Успокоительное действует, она ослабляет хватку на моей руке, ее веки смыкаются. Ее тон мечтательный, она тихо бормочет:
— Ты и я, детка. Люблю тебя.
Я знаю, что она меня больше не слышит, но для меня это не имеет значения. Я говорю, потому что это нужно сказать.
— Я люблю тебя, Ана.
И я, бл*дь, на самом деле люблю ее. Так сильно, что это причиняет боль.
Сумасшедшая любовь — опасное состояние для здравомыслящего человека.
Планы формируются в моей голове, я лежу рядом с женой и планирую позвонить Лекси утром, чтобы дать ей время подготовиться к нашему приезду.
Глава 51
ТВИТЧ
— Ты прятался от меня. Ты знаешь, как я к этому отношусь.
Итан Блэк в плохом настроении, и я испытываю лёгкое удовлетворение, зная, что чем дольше он и его семья разлучены, тем больше он раздражается. Может быть, теперь он немного понимает мои чувства.
Это была долгая ночь. Я так чертовски устал. Я просто хочу спать.
Меня пугает волнение. Я поднимаю голову с подушки дешёвой кровати в номере мотеля и хрюкаю:
— Бл*. Я вернулся, не так ли? — С этими словами я со стоном закидываю свою тяжёлую голову на тонкую подушку.
Тишина наступает так быстро, что я не сомневаюсь в этом. Но когда что-то шлёпается на кровать рядом со мной, я открываю глаза и вижу там большой жёлтый конверт, и Блэк, одетый в костюм и галстук, стоит, скрестив руки на груди, смотрит на меня сверху вниз. Он показывает подбородком на конверт.
Я сажусь, открываю и заглядываю внутрь. Мой рот приоткрывается в безмолвном шоке. Я смотрю на Блэка, прежде чем залезть внутрь и вытащить паспорт, свидетельство о рождении и действующие водительские права.

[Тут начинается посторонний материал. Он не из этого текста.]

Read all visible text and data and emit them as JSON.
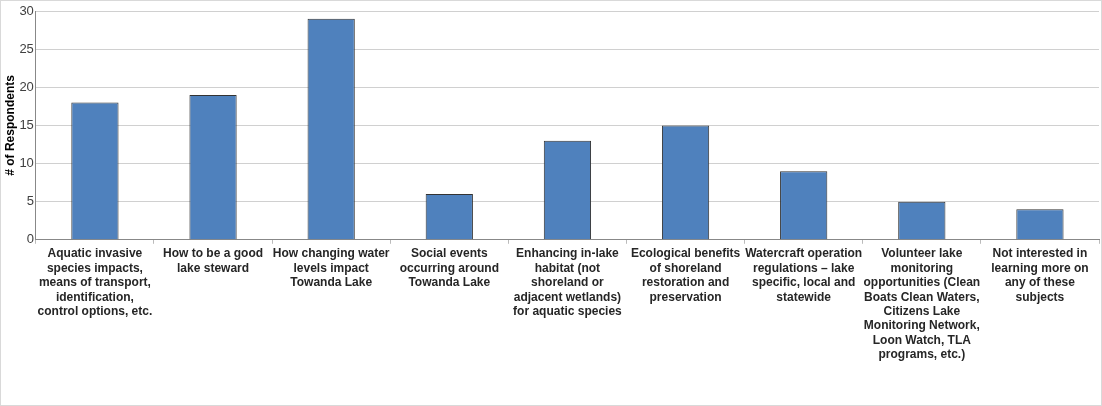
{
  "chart_data": {
    "type": "bar",
    "ylabel": "# of Respondents",
    "categories": [
      "Aquatic invasive species impacts, means of transport, identification, control options, etc.",
      "How to be a good lake steward",
      "How changing water levels impact Towanda Lake",
      "Social events occurring around Towanda Lake",
      "Enhancing in-lake habitat (not shoreland or adjacent wetlands) for aquatic species",
      "Ecological benefits of shoreland restoration and preservation",
      "Watercraft operation regulations – lake specific, local and statewide",
      "Volunteer lake monitoring opportunities (Clean Boats Clean Waters, Citizens Lake Monitoring Network, Loon Watch, TLA programs, etc.)",
      "Not interested in learning more on any of these subjects"
    ],
    "values": [
      18,
      19,
      29,
      6,
      13,
      15,
      9,
      5,
      4
    ],
    "color": "#4f81bd",
    "ylim": [
      0,
      30
    ],
    "yticks": [
      0,
      5,
      10,
      15,
      20,
      25,
      30
    ],
    "grid": "y",
    "legend": false
  }
}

Мои брови в замешательстве нахмурились.
— Что это?
Блэк пристально смотрит на меня.
— Я не знаю, где ты был прошлой ночью и с кем был, но мы получили наводку, которая привела к аресту Клаудио Конти где-то после двух часов ночи.
— Ох*еть, — невнятно бормочу я.
Черт.
МакДиармид работает быстро.
— Ага. Ох*еть. — Блэк не впечатлён. Он моргает, внимательно наблюдая за мной. — Примерно час назад пара полицейских Нью-Йорка обнаружила тело Максима Никулина в мусорном контейнере за клубом «Белый кролик» вместе с телом Джио Гамбино.
Я придуриваюсь.
— Кто это?
Блэк фыркает, качая головой. Он меня раскусил. Он тоже не в восторге.
— Где ты был прошлой ночью, Твитч?
Я не хочу врать, поэтому импровизирую.
— Не был рядом с «Белым кроликом», если ты об этом спрашиваешь.
Блэк кладет руки на бёдра и громко вздыхает, прежде чем опустить руки по бокам и встретиться со мной глазами.
— Антонио Фалько, у вас больше нет обязательств перед ФБР. Так или иначе, вы выполнили свою часть нашей сделки и можете идти дальше.
Шок охватывает меня с ног до головы.
Когда Блэк перекидывает сумку через плечо и направляется к двери, становится ясно, что сердечных прощаний не будет.
Спасибо, бл*.
Прежде чем выйти из комнаты, он останавливается в дверном проеме и снова поворачивается ко мне.
— Не многие люди получают второй шанс, Фалько. — Его брови поднимаются. — Постарайся не облажаться.
— Ни за что, — вырывается из меня, и я серьёзен.
Блэк медленно кивает, понимая. Я усердно работал для этого. Я не собирался в ближайшее время облажаться. Он делает паузу, затем тихо произносит:
— Дорожи каждым мгновением с ним. У тебя будет всего несколько недолгих лет, когда он будет умолять тебя быть рядом. — Когда он пожимает плечами, на его губах появляется грустная улыбка. — Прежде чем ты это поймёшь, ему будет шестнадцать, и ты будешь умолять его провести с тобой время.